The eggs were plentiful and totally insipid, the yolks a pale imitation of the deep almost bronzed yellow of the healthy bantam, the feathers dusty with neglect and their eyes were sunken in, for truly this was, and all farms like this are, the epitome of hell.

So, the phobia may have its roots in this early job, but found its outlet in giving future fowl the best care and love possible. The experience certainly lies at the root of my somewhat militant attitude towards food sources and the hi-jacking of the food supply, but the only thing we can do is put our wallets and our mouths where our heart is.
The clucking duchesses and Hannah in some way became an expression of that stance, but there was a limit.

They were the most highly destructive birds I had ever come across and for all their sweet natures, they pillaged, plundered and murdered their way through the garden plants, until the day I said to Christopher that we had to call a halt to this Good Life madness, despite the lovely eggs which were proving to be so popular with our friends.

The final straw was my beloved hellebores. The hellebores have been collected over 20 or so years. Despite losing some prized specimens along the way, it is still a reasonable collection, particularly of some doubles which I have grown since they were plugs and which took three years to flower.

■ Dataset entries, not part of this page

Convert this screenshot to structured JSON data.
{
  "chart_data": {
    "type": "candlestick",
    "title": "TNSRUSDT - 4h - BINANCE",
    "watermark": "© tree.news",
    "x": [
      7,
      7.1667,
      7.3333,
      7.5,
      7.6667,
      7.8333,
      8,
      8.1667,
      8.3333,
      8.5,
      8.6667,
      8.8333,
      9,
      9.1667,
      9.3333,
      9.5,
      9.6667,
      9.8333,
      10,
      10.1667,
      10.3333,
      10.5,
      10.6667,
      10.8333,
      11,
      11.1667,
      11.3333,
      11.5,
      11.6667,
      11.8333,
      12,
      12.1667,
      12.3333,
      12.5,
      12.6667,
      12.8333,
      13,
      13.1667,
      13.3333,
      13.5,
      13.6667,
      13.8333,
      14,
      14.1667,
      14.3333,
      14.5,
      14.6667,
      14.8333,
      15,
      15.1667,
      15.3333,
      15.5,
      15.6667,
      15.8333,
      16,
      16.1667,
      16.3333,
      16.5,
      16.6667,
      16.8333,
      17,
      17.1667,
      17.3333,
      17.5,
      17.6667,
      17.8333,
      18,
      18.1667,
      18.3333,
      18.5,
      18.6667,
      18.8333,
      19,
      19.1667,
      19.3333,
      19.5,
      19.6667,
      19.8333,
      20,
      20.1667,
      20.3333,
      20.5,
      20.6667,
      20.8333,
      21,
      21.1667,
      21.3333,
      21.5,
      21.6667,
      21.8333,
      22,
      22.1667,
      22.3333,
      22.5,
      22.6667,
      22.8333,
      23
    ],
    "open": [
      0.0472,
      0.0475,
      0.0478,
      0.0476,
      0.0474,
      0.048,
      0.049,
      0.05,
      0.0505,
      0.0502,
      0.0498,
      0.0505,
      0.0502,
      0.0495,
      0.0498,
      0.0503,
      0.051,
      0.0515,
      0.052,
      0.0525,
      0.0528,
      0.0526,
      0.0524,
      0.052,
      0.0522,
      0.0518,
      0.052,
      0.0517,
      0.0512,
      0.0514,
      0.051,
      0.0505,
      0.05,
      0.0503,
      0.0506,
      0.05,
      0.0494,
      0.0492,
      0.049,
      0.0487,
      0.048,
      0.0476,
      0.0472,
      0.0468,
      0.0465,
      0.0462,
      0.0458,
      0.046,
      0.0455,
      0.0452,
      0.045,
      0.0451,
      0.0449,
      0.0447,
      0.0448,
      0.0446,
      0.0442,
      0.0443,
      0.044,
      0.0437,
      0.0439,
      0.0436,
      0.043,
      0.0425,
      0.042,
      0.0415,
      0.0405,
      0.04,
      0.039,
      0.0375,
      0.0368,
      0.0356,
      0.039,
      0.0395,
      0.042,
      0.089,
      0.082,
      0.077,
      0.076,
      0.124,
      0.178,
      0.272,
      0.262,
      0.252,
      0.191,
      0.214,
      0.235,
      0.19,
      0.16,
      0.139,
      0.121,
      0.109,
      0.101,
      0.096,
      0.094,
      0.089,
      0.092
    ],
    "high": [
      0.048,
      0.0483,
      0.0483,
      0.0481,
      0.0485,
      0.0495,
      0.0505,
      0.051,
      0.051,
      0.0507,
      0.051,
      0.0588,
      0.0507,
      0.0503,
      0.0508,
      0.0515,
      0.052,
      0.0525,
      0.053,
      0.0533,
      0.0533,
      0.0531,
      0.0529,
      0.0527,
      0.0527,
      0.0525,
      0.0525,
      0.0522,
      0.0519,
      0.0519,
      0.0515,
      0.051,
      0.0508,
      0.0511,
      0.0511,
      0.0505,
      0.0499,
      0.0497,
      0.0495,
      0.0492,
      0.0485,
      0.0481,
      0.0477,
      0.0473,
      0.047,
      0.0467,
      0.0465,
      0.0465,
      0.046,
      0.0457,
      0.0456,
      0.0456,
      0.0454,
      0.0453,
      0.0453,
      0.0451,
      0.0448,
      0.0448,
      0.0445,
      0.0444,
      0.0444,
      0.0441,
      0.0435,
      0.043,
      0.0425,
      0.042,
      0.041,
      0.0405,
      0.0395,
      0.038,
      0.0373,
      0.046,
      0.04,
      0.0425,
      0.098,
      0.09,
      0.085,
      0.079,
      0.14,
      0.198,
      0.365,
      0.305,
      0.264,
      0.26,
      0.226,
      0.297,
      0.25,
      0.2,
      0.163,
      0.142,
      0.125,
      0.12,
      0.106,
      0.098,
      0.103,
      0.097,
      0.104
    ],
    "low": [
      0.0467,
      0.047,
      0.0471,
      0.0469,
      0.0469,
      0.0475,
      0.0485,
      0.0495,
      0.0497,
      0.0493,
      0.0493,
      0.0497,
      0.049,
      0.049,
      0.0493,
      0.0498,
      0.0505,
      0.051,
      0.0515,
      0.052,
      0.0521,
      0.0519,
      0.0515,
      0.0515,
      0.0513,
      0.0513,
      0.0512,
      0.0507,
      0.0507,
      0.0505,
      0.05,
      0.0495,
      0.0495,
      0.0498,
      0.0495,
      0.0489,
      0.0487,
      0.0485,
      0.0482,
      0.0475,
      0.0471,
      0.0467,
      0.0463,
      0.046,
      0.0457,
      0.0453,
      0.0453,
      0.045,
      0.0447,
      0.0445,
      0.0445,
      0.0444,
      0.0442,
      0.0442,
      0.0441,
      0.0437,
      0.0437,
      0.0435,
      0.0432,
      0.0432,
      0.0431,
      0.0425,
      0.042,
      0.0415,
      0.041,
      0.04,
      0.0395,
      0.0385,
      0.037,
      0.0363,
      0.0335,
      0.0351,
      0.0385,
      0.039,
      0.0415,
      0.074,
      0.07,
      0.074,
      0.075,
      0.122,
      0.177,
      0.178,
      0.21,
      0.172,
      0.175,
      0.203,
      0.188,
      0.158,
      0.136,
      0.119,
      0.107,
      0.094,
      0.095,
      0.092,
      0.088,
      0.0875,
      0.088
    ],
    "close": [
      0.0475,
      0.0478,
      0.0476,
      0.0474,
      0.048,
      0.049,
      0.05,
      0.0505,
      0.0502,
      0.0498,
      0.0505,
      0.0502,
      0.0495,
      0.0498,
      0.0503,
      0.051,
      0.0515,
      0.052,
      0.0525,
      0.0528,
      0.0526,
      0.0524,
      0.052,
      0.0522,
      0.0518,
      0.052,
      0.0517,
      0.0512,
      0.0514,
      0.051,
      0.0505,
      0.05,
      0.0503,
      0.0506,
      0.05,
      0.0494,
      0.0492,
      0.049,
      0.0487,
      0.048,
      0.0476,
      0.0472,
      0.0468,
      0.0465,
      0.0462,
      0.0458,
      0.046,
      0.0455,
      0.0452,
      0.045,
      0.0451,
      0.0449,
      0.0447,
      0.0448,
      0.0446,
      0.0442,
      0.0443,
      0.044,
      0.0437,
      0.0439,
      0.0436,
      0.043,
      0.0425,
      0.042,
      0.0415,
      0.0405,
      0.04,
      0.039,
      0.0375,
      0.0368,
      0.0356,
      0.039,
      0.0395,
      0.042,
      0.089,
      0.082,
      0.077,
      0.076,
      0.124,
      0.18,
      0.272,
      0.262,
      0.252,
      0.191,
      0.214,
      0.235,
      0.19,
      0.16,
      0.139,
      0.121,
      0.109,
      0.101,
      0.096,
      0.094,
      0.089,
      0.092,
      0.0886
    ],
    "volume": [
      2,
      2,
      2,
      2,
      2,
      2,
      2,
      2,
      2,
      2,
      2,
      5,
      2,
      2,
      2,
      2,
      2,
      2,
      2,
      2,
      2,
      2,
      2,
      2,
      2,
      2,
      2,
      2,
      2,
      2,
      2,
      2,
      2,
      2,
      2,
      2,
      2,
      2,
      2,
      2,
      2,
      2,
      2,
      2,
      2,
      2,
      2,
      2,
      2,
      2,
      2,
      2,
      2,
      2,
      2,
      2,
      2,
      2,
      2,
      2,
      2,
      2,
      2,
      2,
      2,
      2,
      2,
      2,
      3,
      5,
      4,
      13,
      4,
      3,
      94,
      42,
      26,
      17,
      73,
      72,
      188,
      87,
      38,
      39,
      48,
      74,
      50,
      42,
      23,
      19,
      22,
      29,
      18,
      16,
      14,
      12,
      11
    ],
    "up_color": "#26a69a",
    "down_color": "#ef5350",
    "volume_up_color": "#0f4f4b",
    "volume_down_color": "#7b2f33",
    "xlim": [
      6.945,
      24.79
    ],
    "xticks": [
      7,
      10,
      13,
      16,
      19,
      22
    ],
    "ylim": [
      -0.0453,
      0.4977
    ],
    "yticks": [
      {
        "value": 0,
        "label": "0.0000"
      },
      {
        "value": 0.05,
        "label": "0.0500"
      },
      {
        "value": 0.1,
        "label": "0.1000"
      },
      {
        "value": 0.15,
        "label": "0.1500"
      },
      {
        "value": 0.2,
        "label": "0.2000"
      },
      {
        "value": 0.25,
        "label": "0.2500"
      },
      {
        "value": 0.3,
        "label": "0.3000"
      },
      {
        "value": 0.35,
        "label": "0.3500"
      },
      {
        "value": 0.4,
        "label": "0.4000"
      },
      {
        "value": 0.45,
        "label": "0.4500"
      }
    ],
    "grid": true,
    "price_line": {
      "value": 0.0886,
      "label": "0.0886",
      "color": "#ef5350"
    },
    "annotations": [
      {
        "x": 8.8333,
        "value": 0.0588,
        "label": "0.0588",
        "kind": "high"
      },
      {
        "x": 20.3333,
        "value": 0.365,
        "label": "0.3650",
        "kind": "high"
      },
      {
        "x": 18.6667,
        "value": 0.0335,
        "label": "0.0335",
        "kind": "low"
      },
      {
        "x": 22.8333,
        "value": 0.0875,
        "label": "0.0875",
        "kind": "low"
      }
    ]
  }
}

Every Christmas I am rewarded by the single pure white Christmas Rose that puts its head well above the parapet long before the rest of the plant. The Christmas Rose, in my long experience, usually flowers at Easter-time more often than not. These hardy plants delight for nearly six months of the year for so little trouble, and yet I think they are some of the most beautiful and varied species in the world. When the chickens decided hellebores were fair game, it was war.

Having been through every annual seedling they could get their little beaks at, including to my fury, the borage, they made dirt baths of every flower bed. After they had woven tunnels and openings through the box hedges so carefully nurtured over the years, attacked the herbs, squabbled with each other, refused to lay in the hen house and generally made the most massive mess and nuisance of themselves, it was time to move on.

Well not quite, it was exile, down the road to some very nice neighbours, who already had a large group of feathered friends. I fear they did not last very long, and the garden was very quiet without them, and perversely, of course we missed them, but it was a salutary lesson that expectations do not always meet aspiration. Hens are only really suited to large spaces, and they are definitely not suited to cramped, confirmed and unhappy quarters. My latest foray was probably to assuage some of the guilt I felt from “picking eggs” for money, but at least this paved the way for a more humane sensibility of our feathered friends. Our charming but naughty feathered friends are much missed but fondly remembered.